Supprimer les obstacles structurels à la
syndicalisation et à la construction des syndicats
Les syndicats et les structures syndicales ont pour but de défendre les intérêts
des employés. Face aux bouleversements du marché du travail et aux
stratégies antisyndicales des employeurs, de nombreux gouvernements et des
institutions politiques supranationales, il faut faire preuve de souplesse, mais
aussi montrer sa force.
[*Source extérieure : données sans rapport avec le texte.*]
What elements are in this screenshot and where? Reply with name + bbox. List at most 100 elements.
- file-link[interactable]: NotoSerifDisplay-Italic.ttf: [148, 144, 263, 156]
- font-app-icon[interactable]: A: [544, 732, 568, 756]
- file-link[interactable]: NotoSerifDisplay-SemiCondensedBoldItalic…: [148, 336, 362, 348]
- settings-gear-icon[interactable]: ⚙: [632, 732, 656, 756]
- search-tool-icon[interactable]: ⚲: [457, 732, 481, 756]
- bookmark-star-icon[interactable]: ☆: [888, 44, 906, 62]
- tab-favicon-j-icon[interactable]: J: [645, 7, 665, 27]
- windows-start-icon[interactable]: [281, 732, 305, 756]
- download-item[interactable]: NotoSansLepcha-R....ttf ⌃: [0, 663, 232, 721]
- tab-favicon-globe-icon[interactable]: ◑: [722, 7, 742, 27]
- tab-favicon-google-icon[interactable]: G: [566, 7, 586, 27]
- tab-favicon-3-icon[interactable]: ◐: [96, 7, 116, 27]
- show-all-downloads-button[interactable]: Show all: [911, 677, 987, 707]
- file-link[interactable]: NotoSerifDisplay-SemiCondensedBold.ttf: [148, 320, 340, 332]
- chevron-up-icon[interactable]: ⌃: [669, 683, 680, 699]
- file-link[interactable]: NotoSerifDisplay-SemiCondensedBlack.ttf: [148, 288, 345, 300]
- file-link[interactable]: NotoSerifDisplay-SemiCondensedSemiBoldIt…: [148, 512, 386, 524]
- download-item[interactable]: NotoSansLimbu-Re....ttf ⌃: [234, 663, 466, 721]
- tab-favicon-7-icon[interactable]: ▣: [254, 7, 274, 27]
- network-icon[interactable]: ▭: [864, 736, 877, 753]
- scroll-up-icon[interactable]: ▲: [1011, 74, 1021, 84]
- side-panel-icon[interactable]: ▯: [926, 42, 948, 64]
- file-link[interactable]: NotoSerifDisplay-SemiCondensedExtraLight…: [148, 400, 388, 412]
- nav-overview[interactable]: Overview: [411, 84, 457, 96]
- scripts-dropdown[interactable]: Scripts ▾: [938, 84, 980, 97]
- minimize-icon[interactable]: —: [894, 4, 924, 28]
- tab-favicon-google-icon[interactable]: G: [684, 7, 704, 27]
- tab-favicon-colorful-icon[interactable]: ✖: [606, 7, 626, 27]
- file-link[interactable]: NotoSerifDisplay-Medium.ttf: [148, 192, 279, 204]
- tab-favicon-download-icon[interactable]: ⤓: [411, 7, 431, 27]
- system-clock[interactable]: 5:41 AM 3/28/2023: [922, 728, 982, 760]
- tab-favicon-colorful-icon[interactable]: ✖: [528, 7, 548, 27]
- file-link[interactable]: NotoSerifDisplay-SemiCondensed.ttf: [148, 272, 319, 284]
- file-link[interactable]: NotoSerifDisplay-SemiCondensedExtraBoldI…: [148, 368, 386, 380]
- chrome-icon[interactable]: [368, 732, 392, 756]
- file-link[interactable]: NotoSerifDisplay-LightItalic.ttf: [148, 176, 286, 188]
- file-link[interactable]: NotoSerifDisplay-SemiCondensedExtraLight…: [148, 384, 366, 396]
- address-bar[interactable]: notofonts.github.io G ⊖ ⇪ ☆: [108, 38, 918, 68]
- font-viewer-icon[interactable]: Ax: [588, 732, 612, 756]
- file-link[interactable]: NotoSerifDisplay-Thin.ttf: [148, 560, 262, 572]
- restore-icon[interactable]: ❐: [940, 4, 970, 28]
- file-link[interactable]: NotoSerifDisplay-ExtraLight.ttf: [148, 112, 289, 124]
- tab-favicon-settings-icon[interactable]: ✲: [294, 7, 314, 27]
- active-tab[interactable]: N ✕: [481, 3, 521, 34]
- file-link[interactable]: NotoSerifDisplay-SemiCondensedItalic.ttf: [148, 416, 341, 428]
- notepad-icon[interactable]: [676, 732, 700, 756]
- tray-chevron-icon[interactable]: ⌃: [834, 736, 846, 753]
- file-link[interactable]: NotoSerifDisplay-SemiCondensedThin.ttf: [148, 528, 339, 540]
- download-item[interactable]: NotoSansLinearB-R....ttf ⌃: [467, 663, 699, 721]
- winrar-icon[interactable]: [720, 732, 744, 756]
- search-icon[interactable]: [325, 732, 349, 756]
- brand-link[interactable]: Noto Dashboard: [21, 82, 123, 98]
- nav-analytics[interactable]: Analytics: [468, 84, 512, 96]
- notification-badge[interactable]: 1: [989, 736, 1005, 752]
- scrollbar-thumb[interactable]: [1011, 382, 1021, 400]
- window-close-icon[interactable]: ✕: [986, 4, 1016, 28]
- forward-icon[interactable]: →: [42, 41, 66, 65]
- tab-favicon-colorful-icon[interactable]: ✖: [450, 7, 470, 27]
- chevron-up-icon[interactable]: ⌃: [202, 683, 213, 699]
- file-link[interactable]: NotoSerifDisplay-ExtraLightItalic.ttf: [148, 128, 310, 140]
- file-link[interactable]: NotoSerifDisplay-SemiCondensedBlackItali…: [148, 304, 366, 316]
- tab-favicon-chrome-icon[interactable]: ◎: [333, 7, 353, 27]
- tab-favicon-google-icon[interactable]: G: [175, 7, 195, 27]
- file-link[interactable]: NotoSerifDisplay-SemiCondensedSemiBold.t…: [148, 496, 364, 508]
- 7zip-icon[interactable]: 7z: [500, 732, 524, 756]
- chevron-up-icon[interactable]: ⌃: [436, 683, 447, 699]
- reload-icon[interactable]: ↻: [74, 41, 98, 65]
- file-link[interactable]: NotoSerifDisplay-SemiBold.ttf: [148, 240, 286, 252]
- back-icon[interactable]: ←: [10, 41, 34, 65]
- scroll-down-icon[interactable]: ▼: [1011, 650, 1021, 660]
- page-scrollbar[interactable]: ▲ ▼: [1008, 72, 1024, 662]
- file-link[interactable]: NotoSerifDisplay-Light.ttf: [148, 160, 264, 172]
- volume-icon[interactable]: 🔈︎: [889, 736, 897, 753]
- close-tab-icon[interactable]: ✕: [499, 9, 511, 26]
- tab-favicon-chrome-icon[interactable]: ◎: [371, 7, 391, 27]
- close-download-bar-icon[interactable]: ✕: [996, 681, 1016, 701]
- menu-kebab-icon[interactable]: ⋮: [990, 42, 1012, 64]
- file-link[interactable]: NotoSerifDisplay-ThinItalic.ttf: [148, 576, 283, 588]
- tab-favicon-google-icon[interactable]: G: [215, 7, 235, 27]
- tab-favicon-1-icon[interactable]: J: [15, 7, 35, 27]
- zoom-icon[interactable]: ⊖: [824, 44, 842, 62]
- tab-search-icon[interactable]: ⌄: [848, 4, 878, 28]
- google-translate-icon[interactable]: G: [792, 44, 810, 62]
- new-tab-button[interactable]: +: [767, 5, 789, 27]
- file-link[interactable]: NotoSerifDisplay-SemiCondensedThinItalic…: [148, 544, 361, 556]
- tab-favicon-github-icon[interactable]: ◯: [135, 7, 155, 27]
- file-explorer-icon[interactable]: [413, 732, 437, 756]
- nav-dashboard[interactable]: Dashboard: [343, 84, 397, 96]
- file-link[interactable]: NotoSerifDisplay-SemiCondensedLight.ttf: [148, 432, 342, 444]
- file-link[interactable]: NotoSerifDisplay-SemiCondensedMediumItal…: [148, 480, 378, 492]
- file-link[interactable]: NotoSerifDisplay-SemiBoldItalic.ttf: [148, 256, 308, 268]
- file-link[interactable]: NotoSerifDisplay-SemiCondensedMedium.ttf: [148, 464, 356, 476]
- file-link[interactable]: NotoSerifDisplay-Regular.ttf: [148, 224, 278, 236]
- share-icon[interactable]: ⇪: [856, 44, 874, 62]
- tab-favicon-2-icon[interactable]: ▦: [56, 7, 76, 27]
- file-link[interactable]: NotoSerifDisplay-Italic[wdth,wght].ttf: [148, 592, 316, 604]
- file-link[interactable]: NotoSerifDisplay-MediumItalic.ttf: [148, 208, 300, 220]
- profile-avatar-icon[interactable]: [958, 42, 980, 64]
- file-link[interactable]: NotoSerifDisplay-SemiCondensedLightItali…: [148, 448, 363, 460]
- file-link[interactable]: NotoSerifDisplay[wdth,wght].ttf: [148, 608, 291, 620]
Un grand nombre de syndicats parallèles (multisyndicalisme) dans un secteur ou un pays peut être un obstacle structurel à la
syndicalisation.
Principes d'action de base
ƒ
La puissance d'un syndicat s'exprime à la fois par la solidarité de ses membres et
l'unité syndicale dans l'entreprise et les structures interentreprises; notre force,
c’est "l'unité dans la diversité" et ne réside pas dans la multiplicité des structures.
C'est pourquoi les syndicats doivent orienter leurs politiques et structures vers
l'unité syndicale nécessaire, dans l'intérêt de leurs membres, afin de mener une
action commune face aux employeurs, aux gouvernements et aux institutions
supranationales.
ƒ
Dans un secteur, les syndicats devraient regrouper leur force et, ensemble,
poursuivre la syndicalisation en vue d'établir des structures syndicales
opérationnelles dans des secteurs moins organisés.